Experimental and computer simulation validation of ultrasound phase interference created by lateral inhomogeneity of transit time in replica bone: marrow composite models.

The measurement of broadband ultrasound attenuation in cancellous bone for the assessment of osteoporosis follows a parabolic-type dependence with bone volume fraction, having minima values corresponding to both entire bone and entire marrow. Langton has recently proposed that the primary attenuation mechanism is phase interference due to variations in propagation transit time through the test sample as detected over the phase-sensitive surface of the receive ultrasound transducer. This fundamentally simple concept assumes that the propagation may be considered as an array of parallel 'sonic rays'. The transit time of each ray is defined by the proportion of bone and marrow propagated, being a minimum (t(min)) solely through bone and a maximum (t(max)) solely through marrow, from which a transit time spectrum, may be defined describing the proportion of sonic rays having a particular transit time.
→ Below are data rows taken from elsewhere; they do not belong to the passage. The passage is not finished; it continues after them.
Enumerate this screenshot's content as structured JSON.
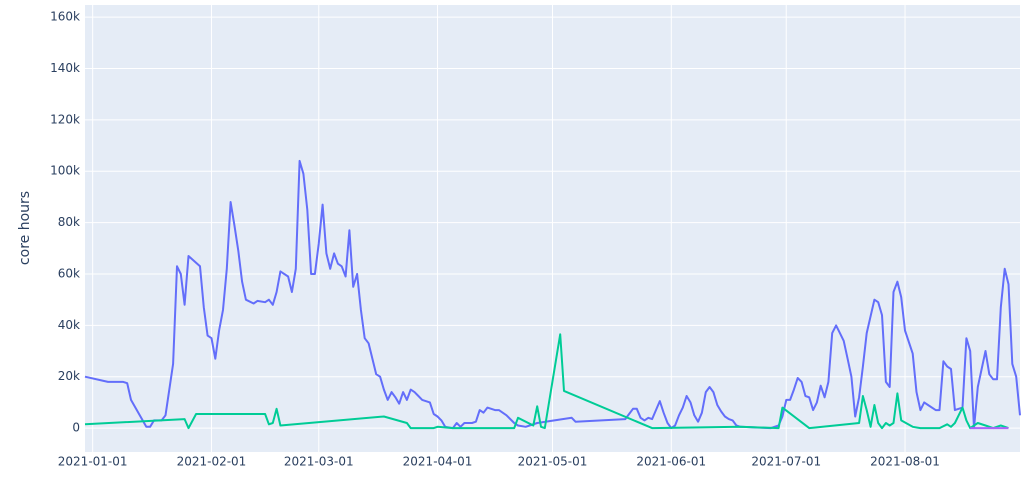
{
  "chart_data": {
    "type": "line",
    "y_label": "core hours",
    "xlim": [
      "2020-12-30",
      "2021-08-31"
    ],
    "xticks": [
      "2021-01-01",
      "2021-02-01",
      "2021-03-01",
      "2021-04-01",
      "2021-05-01",
      "2021-06-01",
      "2021-07-01",
      "2021-08-01"
    ],
    "ylim": [
      -9300,
      164700
    ],
    "yticks": [
      0,
      {
        "value": 20000,
        "label": "20k"
      },
      {
        "value": 40000,
        "label": "40k"
      },
      {
        "value": 60000,
        "label": "60k"
      },
      {
        "value": 80000,
        "label": "80k"
      },
      {
        "value": 100000,
        "label": "100k"
      },
      {
        "value": 120000,
        "label": "120k"
      },
      {
        "value": 140000,
        "label": "140k"
      },
      {
        "value": 160000,
        "label": "160k"
      }
    ],
    "grid": true,
    "series": [
      {
        "color": "#636efa",
        "x": [
          "2020-12-30",
          "2021-01-05",
          "2021-01-09",
          "2021-01-10",
          "2021-01-11",
          "2021-01-15",
          "2021-01-16",
          "2021-01-17",
          "2021-01-19",
          "2021-01-20",
          "2021-01-22",
          "2021-01-23",
          "2021-01-24",
          "2021-01-25",
          "2021-01-26",
          "2021-01-29",
          "2021-01-30",
          "2021-01-31",
          "2021-02-01",
          "2021-02-02",
          "2021-02-03",
          "2021-02-04",
          "2021-02-05",
          "2021-02-06",
          "2021-02-07",
          "2021-02-08",
          "2021-02-09",
          "2021-02-10",
          "2021-02-12",
          "2021-02-13",
          "2021-02-15",
          "2021-02-16",
          "2021-02-17",
          "2021-02-18",
          "2021-02-19",
          "2021-02-21",
          "2021-02-22",
          "2021-02-23",
          "2021-02-24",
          "2021-02-25",
          "2021-02-26",
          "2021-02-27",
          "2021-02-28",
          "2021-03-01",
          "2021-03-02",
          "2021-03-03",
          "2021-03-04",
          "2021-03-05",
          "2021-03-06",
          "2021-03-07",
          "2021-03-08",
          "2021-03-09",
          "2021-03-10",
          "2021-03-11",
          "2021-03-12",
          "2021-03-13",
          "2021-03-14",
          "2021-03-15",
          "2021-03-16",
          "2021-03-17",
          "2021-03-18",
          "2021-03-19",
          "2021-03-20",
          "2021-03-21",
          "2021-03-22",
          "2021-03-23",
          "2021-03-24",
          "2021-03-25",
          "2021-03-26",
          "2021-03-27",
          "2021-03-28",
          "2021-03-30",
          "2021-03-31",
          "2021-04-01",
          "2021-04-02",
          "2021-04-03",
          "2021-04-05",
          "2021-04-06",
          "2021-04-07",
          "2021-04-08",
          "2021-04-10",
          "2021-04-11",
          "2021-04-12",
          "2021-04-13",
          "2021-04-14",
          "2021-04-16",
          "2021-04-17",
          "2021-04-19",
          "2021-04-21",
          "2021-04-22",
          "2021-04-24",
          "2021-04-27",
          "2021-05-06",
          "2021-05-07",
          "2021-05-20",
          "2021-05-21",
          "2021-05-22",
          "2021-05-23",
          "2021-05-24",
          "2021-05-25",
          "2021-05-26",
          "2021-05-27",
          "2021-05-29",
          "2021-05-30",
          "2021-05-31",
          "2021-06-01",
          "2021-06-02",
          "2021-06-03",
          "2021-06-04",
          "2021-06-05",
          "2021-06-06",
          "2021-06-07",
          "2021-06-08",
          "2021-06-09",
          "2021-06-10",
          "2021-06-11",
          "2021-06-12",
          "2021-06-13",
          "2021-06-14",
          "2021-06-15",
          "2021-06-16",
          "2021-06-17",
          "2021-06-18",
          "2021-06-19",
          "2021-06-27",
          "2021-06-29",
          "2021-06-30",
          "2021-07-01",
          "2021-07-02",
          "2021-07-03",
          "2021-07-04",
          "2021-07-05",
          "2021-07-06",
          "2021-07-07",
          "2021-07-08",
          "2021-07-09",
          "2021-07-10",
          "2021-07-11",
          "2021-07-12",
          "2021-07-13",
          "2021-07-14",
          "2021-07-15",
          "2021-07-16",
          "2021-07-17",
          "2021-07-18",
          "2021-07-19",
          "2021-07-20",
          "2021-07-21",
          "2021-07-22",
          "2021-07-24",
          "2021-07-25",
          "2021-07-26",
          "2021-07-27",
          "2021-07-28",
          "2021-07-29",
          "2021-07-30",
          "2021-07-31",
          "2021-08-01",
          "2021-08-03",
          "2021-08-04",
          "2021-08-05",
          "2021-08-06",
          "2021-08-07",
          "2021-08-09",
          "2021-08-10",
          "2021-08-11",
          "2021-08-12",
          "2021-08-13",
          "2021-08-14",
          "2021-08-16",
          "2021-08-17",
          "2021-08-18",
          "2021-08-19",
          "2021-08-20",
          "2021-08-22",
          "2021-08-23",
          "2021-08-24",
          "2021-08-25",
          "2021-08-26",
          "2021-08-27",
          "2021-08-28",
          "2021-08-29",
          "2021-08-30",
          "2021-08-31"
        ],
        "values": [
          20000,
          18000,
          18000,
          17500,
          11000,
          500,
          500,
          3000,
          3000,
          5000,
          25000,
          63000,
          60000,
          48000,
          67000,
          63000,
          47000,
          36000,
          35000,
          27000,
          38000,
          46000,
          62000,
          88000,
          79000,
          69000,
          57000,
          50000,
          48500,
          49500,
          49000,
          50000,
          48000,
          53000,
          61000,
          59000,
          53000,
          62000,
          104000,
          99000,
          85000,
          60000,
          60000,
          72000,
          87000,
          68000,
          62000,
          68000,
          64000,
          63000,
          59000,
          77000,
          55000,
          60000,
          46000,
          35000,
          33000,
          27000,
          21000,
          20000,
          15000,
          11000,
          14000,
          12000,
          9500,
          14000,
          11000,
          15000,
          14000,
          12500,
          11000,
          10000,
          5500,
          4500,
          3000,
          500,
          0,
          2000,
          500,
          2000,
          2000,
          2500,
          7000,
          6000,
          8000,
          7000,
          7000,
          5000,
          2000,
          1000,
          500,
          2000,
          4000,
          2500,
          3500,
          5500,
          7500,
          7500,
          4000,
          3000,
          4000,
          3500,
          10500,
          6000,
          2000,
          0,
          1000,
          5000,
          8000,
          12500,
          10000,
          5000,
          2500,
          6000,
          14000,
          16000,
          14000,
          9000,
          6500,
          4500,
          3500,
          3000,
          1000,
          500,
          0,
          1000,
          4500,
          11000,
          11000,
          15000,
          19500,
          18000,
          12500,
          12000,
          7000,
          10000,
          16500,
          12000,
          18000,
          37000,
          40000,
          37000,
          34000,
          27000,
          20000,
          4500,
          12000,
          24000,
          37000,
          50000,
          49000,
          44000,
          18000,
          16000,
          53000,
          57000,
          51000,
          38000,
          29000,
          14000,
          7000,
          10000,
          9000,
          7000,
          7000,
          26000,
          24000,
          23000,
          7000,
          8000,
          35000,
          30000,
          0,
          16000,
          30000,
          21000,
          19000,
          19000,
          47000,
          62000,
          56000,
          25000,
          20000,
          5000
        ]
      },
      {
        "color": "#00cc96",
        "x": [
          "2020-12-30",
          "2021-01-25",
          "2021-01-26",
          "2021-01-28",
          "2021-02-15",
          "2021-02-16",
          "2021-02-17",
          "2021-02-18",
          "2021-02-19",
          "2021-03-18",
          "2021-03-24",
          "2021-03-25",
          "2021-03-31",
          "2021-04-01",
          "2021-04-05",
          "2021-04-21",
          "2021-04-22",
          "2021-04-26",
          "2021-04-27",
          "2021-04-28",
          "2021-04-29",
          "2021-05-03",
          "2021-05-04",
          "2021-05-27",
          "2021-06-19",
          "2021-06-29",
          "2021-06-30",
          "2021-07-07",
          "2021-07-20",
          "2021-07-21",
          "2021-07-22",
          "2021-07-23",
          "2021-07-24",
          "2021-07-25",
          "2021-07-26",
          "2021-07-27",
          "2021-07-28",
          "2021-07-29",
          "2021-07-30",
          "2021-07-31",
          "2021-08-03",
          "2021-08-05",
          "2021-08-10",
          "2021-08-12",
          "2021-08-13",
          "2021-08-14",
          "2021-08-16",
          "2021-08-17",
          "2021-08-18",
          "2021-08-20",
          "2021-08-22",
          "2021-08-24",
          "2021-08-26",
          "2021-08-28"
        ],
        "values": [
          1500,
          3500,
          0,
          5500,
          5500,
          1500,
          2000,
          7500,
          1000,
          4500,
          2000,
          0,
          0,
          500,
          0,
          0,
          4000,
          1000,
          8500,
          500,
          0,
          36500,
          14500,
          0,
          500,
          0,
          8000,
          0,
          2000,
          12500,
          7000,
          500,
          9000,
          2000,
          0,
          2000,
          1000,
          2000,
          13500,
          3000,
          500,
          0,
          0,
          1500,
          500,
          2000,
          8000,
          3000,
          0,
          2000,
          1000,
          0,
          1000,
          0
        ]
      },
      {
        "color": "#ab63fa",
        "x": [
          "2021-08-18",
          "2021-08-22",
          "2021-08-28"
        ],
        "values": [
          0,
          0,
          0
        ]
      }
    ]
  }
}
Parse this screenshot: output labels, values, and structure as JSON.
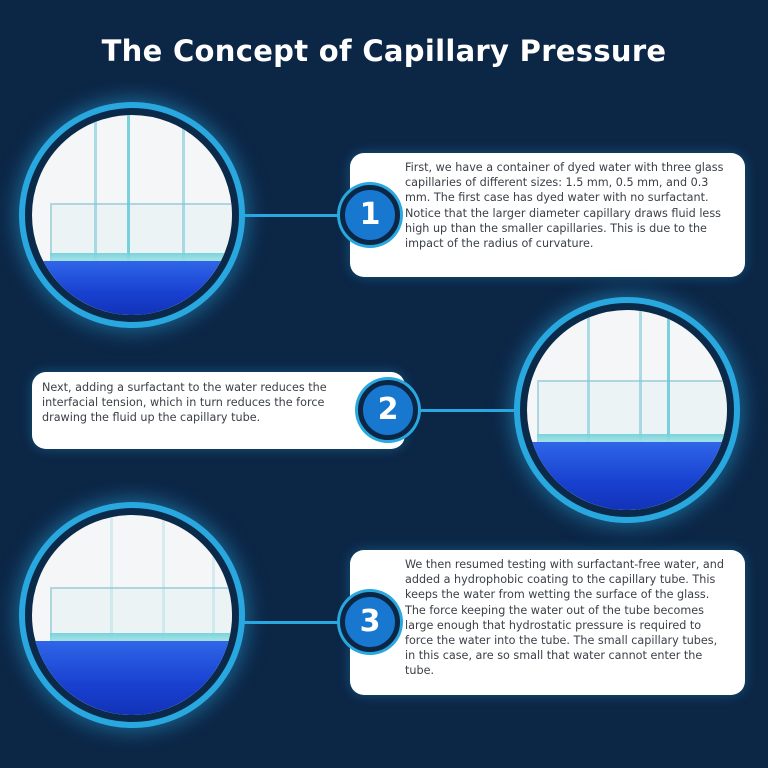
{
  "title": "The Concept of Capillary Pressure",
  "colors": {
    "background": "#0c2646",
    "accent": "#29a8e0",
    "badge": "#1877cf"
  },
  "steps": [
    {
      "number": "1",
      "text": "First, we have a container of dyed water with three glass capillaries of different sizes: 1.5 mm, 0.5 mm, and 0.3 mm. The first case has dyed water with no surfactant. Notice that the larger diameter capillary draws fluid less high up than the smaller capillaries. This is due to the impact of the radius of curvature."
    },
    {
      "number": "2",
      "text": "Next, adding a surfactant to the water reduces the interfacial tension, which in turn reduces the force drawing the fluid up the capillary tube."
    },
    {
      "number": "3",
      "text": "We then resumed testing with surfactant-free water, and added a hydrophobic coating to the capillary tube. This keeps the water from wetting the surface of the glass. The force keeping the water out of the tube becomes large enough that hydrostatic pressure is required to force the water into the tube. The small capillary tubes, in this case, are so small that water cannot enter the tube."
    }
  ]
}
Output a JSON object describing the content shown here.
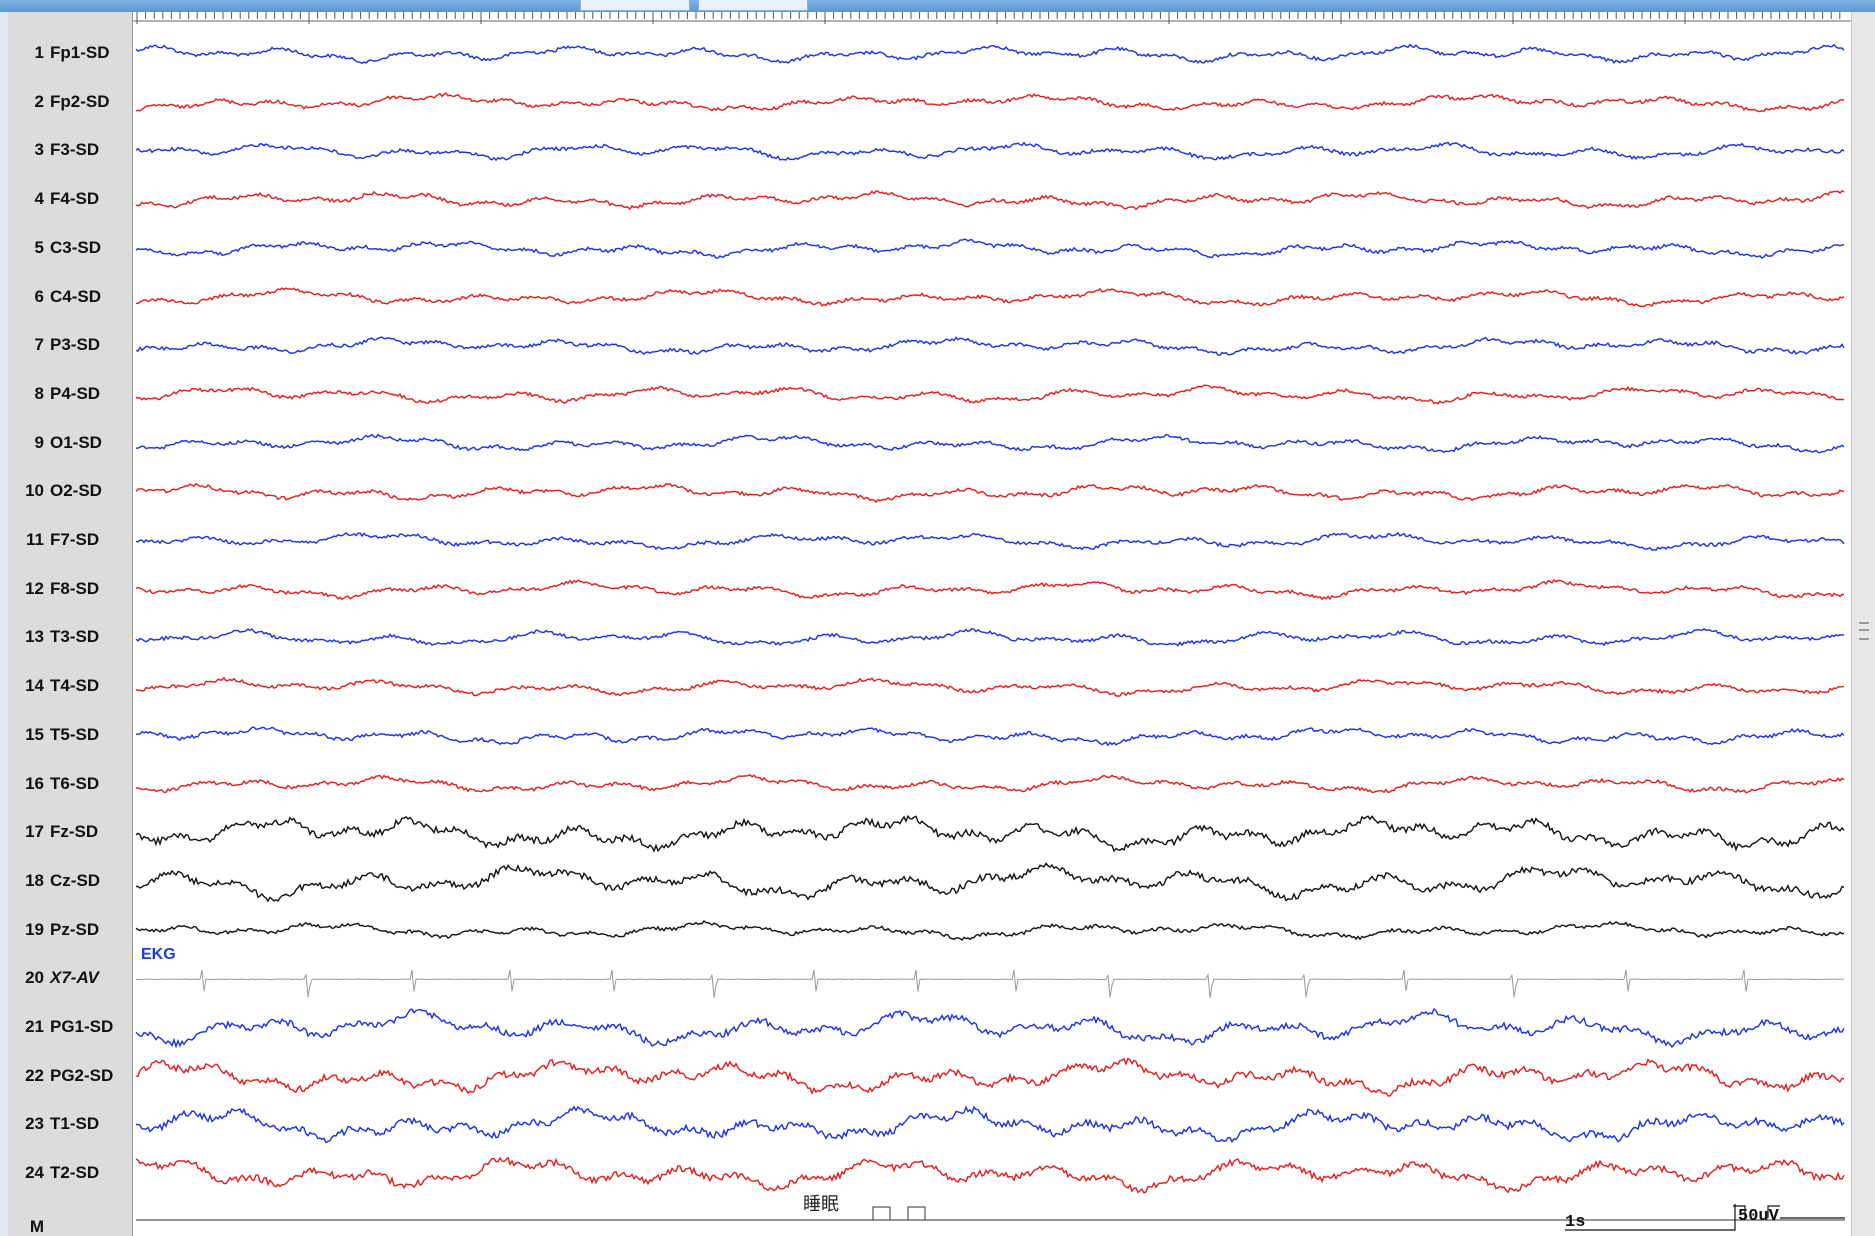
{
  "viewer": {
    "sleep_label": "睡眠",
    "time_scale": "1s",
    "amplitude_scale": "50uV",
    "ekg_tag": "EKG",
    "marker_row_label": "M"
  },
  "colors": {
    "blue": "#1a2ee6",
    "red": "#e61a1a",
    "black": "#111111",
    "gray": "#9a9a9a"
  },
  "channels": [
    {
      "num": "1",
      "name": "Fp1-SD",
      "color": "blue"
    },
    {
      "num": "2",
      "name": "Fp2-SD",
      "color": "red"
    },
    {
      "num": "3",
      "name": "F3-SD",
      "color": "blue"
    },
    {
      "num": "4",
      "name": "F4-SD",
      "color": "red"
    },
    {
      "num": "5",
      "name": "C3-SD",
      "color": "blue"
    },
    {
      "num": "6",
      "name": "C4-SD",
      "color": "red"
    },
    {
      "num": "7",
      "name": "P3-SD",
      "color": "blue"
    },
    {
      "num": "8",
      "name": "P4-SD",
      "color": "red"
    },
    {
      "num": "9",
      "name": "O1-SD",
      "color": "blue"
    },
    {
      "num": "10",
      "name": "O2-SD",
      "color": "red"
    },
    {
      "num": "11",
      "name": "F7-SD",
      "color": "blue"
    },
    {
      "num": "12",
      "name": "F8-SD",
      "color": "red"
    },
    {
      "num": "13",
      "name": "T3-SD",
      "color": "blue"
    },
    {
      "num": "14",
      "name": "T4-SD",
      "color": "red"
    },
    {
      "num": "15",
      "name": "T5-SD",
      "color": "blue"
    },
    {
      "num": "16",
      "name": "T6-SD",
      "color": "red"
    },
    {
      "num": "17",
      "name": "Fz-SD",
      "color": "black"
    },
    {
      "num": "18",
      "name": "Cz-SD",
      "color": "black"
    },
    {
      "num": "19",
      "name": "Pz-SD",
      "color": "black"
    },
    {
      "num": "20",
      "name": "X7-AV",
      "color": "gray"
    },
    {
      "num": "21",
      "name": "PG1-SD",
      "color": "blue"
    },
    {
      "num": "22",
      "name": "PG2-SD",
      "color": "red"
    },
    {
      "num": "23",
      "name": "T1-SD",
      "color": "blue"
    },
    {
      "num": "24",
      "name": "T2-SD",
      "color": "red"
    }
  ]
}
The aim of this study was to test the hypothesis that there is a dependence of phase interference upon the lateral inhomogeneity of transit time by comparing experimental measurements and computer simulation predictions of ultrasound propagation through a range of relatively simplistic solid:liquid models. From qualitative and quantitative comparison of the experimental and computer simulation results, there is an extremely high degree of agreement of 94.2%-99.0% between the two approaches. This combined experimental and computer simulation study has successfully demonstrated that lateral inhomogeneity of transit time has significant potential for phase interference to occur if a phase-sensitive receive ultrasound transducer is implemented as in most commercial ultrasound bone analysis devices.